Communication/ explaining screen time to your kids
First things first, just like any other relationship, communication is the most vital part. Yes, that goes for mummies and daddies and their two -year old. Here are 7 healthy screen time habits for kids.
Age plays a vital role when speaking to your children about screen time. You know how to best discuss issues with them; do what works best for you. Anything from a “big chat” at the dining- room table to a small talk before taking away the iPad is fine. It is more about what will work best for you are your family. But the discussion is key. If your child is old enough, you can explain the why and the how and all the rules that you have established. If they are younger, then you will want to give choices and talk about specific places and times when screens will be an option, like on long road trips.
Regardless of what rules you set and how the conversation starts or ends, the main goal is to ensure this is a positive experience, they didn’t do anything wrong and should not feel like they are in trouble. Positive parenting! After all, we want our kids to be the best version of themselves, not feel like they did something wrong.
Setting healthy boundaries and limits
While having “the talk” with your children, be clear on limits and boundaries. If you have a partner or co-parent, be sure you are on the same page. Nothing is more confusing to a child than parents taking different approaches. Remember this is a strategy, not a punishment. Key points for screen time boundaries are simply, what, when, where and for how long. Tools like bark.us can help track and manage these boundaries with your children.
Using screen time for the good
Think about what your child is watching or doing. Learning is different than gaming. Peppa Pig is different than Sesame Street. Our screens can be places of learning, or mindless distractions, so it’s important to set boundaries for the good. Help your child develop a positive relationship with their screens so that they are using them to better themselves. And, of course, have some fun!
Prioritizing family time over screen time
Now that we are setting defined screen time, we should do the same with family time. Focus on the family at the table, enjoy time with each other, leave the screens in the other room. Same thing with story time, game time and play time. Focus on each other by giving your devices a rest. And yes, this goes for background screens like computer monitors and TVs.
This also goes for older kids, adult children, you and anyone else in the house or at the dinner table. Kids love to model what they see. If they see you on the phone, then they want to be on the phone. If they see you watching TV, then they want to watch with you. They just love you so much that they want to be just like you! The best way to help children develop healthy relationships is to model healthy relationships.
Public use of screen time
As a father of two, I feel the temptation to give my two year old an iPad at the table when we go out for brunch or dinner all too well. But, we must fight that temptation for the betterment of our children and our relationship with them. Bring coloring books, games and other toys (ideally soft toys) along for the trip. Interact with your kids just like you are at home.
Should you find your elf traveling or in a public space with no other option than to break out the screen (no one wants to sit behind a two year old screening on an airplane for two to three hours) please be considerate of those around you. Use child headphones and keep the volume down. Do your best to make the screen time interactive with learning games. And if possible, play a game on the screen with your children. There are many board games, such as Monopoly, that you can play with others on the same device or across a network.
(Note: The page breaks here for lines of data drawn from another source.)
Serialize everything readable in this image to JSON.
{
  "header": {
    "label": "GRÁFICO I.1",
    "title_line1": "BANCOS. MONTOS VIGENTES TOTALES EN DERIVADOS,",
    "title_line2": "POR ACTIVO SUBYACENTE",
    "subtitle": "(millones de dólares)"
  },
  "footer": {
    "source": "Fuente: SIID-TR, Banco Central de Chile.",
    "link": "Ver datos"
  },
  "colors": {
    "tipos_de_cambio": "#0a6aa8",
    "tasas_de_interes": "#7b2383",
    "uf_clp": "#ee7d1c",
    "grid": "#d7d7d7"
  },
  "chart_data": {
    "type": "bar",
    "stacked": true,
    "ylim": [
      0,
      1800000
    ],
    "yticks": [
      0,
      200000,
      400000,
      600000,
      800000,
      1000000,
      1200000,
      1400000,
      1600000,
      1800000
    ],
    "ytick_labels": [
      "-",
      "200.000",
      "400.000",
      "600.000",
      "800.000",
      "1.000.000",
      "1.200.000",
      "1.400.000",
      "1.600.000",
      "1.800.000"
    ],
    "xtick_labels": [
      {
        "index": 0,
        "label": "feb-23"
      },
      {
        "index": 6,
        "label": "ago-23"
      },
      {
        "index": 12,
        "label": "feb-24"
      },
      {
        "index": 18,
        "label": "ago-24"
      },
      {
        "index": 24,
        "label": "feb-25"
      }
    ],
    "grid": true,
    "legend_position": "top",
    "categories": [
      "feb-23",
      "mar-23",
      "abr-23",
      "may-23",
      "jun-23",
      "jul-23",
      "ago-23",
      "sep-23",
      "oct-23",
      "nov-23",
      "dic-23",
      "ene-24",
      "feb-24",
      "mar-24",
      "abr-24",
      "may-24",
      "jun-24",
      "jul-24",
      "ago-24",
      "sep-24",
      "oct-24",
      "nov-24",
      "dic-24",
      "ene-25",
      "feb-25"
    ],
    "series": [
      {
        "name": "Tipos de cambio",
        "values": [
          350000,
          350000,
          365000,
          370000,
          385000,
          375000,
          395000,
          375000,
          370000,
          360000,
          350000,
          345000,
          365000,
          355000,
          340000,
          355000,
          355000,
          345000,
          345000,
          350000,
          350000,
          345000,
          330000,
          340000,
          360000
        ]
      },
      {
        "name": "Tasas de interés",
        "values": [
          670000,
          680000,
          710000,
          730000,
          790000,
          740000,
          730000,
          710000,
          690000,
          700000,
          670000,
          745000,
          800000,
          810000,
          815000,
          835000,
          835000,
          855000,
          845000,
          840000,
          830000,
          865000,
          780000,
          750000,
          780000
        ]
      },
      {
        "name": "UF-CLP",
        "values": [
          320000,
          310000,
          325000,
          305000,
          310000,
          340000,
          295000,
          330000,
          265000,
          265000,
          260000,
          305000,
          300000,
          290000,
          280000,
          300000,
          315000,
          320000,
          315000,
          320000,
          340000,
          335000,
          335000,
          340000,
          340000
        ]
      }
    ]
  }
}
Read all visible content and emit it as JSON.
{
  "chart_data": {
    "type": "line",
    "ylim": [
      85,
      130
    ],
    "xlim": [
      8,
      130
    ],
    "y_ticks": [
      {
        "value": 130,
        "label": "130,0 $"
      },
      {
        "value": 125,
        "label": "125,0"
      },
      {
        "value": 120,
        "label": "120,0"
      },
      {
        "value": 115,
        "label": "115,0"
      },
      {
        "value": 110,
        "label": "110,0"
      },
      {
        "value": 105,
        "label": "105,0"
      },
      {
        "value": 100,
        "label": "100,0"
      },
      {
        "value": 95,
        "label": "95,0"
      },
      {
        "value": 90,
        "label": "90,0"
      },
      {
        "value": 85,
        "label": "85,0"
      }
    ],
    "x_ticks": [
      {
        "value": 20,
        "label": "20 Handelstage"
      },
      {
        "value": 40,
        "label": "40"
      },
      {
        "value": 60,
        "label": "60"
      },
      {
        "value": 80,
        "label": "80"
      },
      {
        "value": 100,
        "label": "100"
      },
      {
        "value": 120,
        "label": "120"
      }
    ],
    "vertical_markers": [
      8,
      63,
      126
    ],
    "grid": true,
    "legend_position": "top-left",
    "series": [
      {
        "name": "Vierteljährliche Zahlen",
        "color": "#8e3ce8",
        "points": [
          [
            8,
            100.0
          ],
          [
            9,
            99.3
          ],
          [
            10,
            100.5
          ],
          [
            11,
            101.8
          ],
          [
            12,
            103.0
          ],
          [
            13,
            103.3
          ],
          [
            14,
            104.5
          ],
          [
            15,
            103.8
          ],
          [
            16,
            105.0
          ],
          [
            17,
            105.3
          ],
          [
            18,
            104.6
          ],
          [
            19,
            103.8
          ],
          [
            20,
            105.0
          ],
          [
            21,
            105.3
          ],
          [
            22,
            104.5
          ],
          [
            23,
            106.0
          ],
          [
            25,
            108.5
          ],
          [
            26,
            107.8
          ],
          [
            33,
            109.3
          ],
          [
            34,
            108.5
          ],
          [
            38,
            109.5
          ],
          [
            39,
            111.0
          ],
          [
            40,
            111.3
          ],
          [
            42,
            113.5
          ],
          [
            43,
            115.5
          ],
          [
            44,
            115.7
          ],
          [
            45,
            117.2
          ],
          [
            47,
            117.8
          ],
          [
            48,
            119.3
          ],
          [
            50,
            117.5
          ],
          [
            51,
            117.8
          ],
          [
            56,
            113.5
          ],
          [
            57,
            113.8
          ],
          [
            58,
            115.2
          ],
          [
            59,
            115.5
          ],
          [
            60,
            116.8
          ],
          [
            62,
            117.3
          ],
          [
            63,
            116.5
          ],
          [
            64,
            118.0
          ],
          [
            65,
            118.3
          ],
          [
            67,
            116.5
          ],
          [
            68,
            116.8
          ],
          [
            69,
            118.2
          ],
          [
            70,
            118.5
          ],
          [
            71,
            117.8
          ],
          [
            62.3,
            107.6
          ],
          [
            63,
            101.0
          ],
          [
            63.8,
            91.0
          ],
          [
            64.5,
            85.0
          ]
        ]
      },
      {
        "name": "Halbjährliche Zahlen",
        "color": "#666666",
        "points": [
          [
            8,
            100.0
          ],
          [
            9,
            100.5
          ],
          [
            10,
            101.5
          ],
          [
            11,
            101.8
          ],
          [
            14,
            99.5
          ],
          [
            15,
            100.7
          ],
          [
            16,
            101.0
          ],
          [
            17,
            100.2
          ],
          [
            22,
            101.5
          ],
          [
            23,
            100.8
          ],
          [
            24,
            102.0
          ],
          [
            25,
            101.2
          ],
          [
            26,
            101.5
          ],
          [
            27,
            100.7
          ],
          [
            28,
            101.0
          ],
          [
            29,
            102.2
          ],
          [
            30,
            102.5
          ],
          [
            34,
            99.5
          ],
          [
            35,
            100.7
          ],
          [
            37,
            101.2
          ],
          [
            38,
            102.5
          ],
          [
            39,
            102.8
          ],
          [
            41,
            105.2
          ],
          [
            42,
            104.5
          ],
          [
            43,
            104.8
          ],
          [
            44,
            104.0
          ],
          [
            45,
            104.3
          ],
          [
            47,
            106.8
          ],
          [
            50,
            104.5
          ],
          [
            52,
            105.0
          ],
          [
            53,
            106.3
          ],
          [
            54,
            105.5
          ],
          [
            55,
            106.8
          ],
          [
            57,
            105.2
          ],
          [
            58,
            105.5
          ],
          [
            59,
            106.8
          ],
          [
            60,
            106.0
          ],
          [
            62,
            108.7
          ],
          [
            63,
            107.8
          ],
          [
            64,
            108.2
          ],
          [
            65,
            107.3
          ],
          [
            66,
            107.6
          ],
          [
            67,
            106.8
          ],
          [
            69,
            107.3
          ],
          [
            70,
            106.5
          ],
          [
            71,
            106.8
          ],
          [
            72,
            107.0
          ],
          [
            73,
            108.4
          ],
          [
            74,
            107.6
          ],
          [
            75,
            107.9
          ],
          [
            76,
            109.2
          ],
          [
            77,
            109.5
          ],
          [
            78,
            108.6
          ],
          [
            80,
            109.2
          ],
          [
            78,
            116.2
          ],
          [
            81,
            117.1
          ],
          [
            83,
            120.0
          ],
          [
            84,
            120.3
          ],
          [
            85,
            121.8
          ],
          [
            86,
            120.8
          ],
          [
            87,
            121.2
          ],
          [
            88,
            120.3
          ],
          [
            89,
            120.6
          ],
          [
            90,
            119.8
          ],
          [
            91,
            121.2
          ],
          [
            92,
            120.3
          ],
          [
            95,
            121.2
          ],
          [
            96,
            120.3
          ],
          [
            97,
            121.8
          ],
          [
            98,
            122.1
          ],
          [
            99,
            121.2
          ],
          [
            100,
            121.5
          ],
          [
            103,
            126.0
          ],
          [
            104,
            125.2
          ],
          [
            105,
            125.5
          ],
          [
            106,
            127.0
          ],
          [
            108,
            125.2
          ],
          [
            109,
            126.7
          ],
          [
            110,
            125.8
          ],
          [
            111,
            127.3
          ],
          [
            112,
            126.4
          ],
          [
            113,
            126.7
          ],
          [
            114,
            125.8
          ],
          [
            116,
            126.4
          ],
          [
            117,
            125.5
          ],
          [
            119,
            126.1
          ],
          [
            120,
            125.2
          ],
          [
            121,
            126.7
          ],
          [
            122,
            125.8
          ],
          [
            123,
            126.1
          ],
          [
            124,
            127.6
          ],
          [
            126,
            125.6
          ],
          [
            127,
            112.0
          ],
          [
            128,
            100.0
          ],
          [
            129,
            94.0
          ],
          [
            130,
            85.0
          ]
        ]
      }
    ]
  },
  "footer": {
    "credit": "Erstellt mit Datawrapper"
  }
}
Identifying the negative signs from screen use
It is always difficult to find just the right balance in any relationship. Screen time for kids can be difficult as well. How do you know if they have too much time or if you can allow some additional time? Each age is different and has different recommendations from the World Health Organization. In general, there are several indicators if children are watching too much TV. Watch for the following to see if adjustments are needed:
Increase in behavioral issues
Get outside/ IRL activities in COVID-19
Finally, the best way to extinguish an unwanted behavior is to replace it with a new healthier wanted behavior. Spending time outdoors is the easiest way to develop a healthier relationship with your screen. Be active and find fun family outings to help your children be excited by interacting with others rather than a screen. While this may seem impossible amidst a pandemic, it is still very much possible. There are many parks and hiking trails out there. Just be sure to wear a mask when appropriate and keep some distance from other families. A little planning and intentionality can go a long way!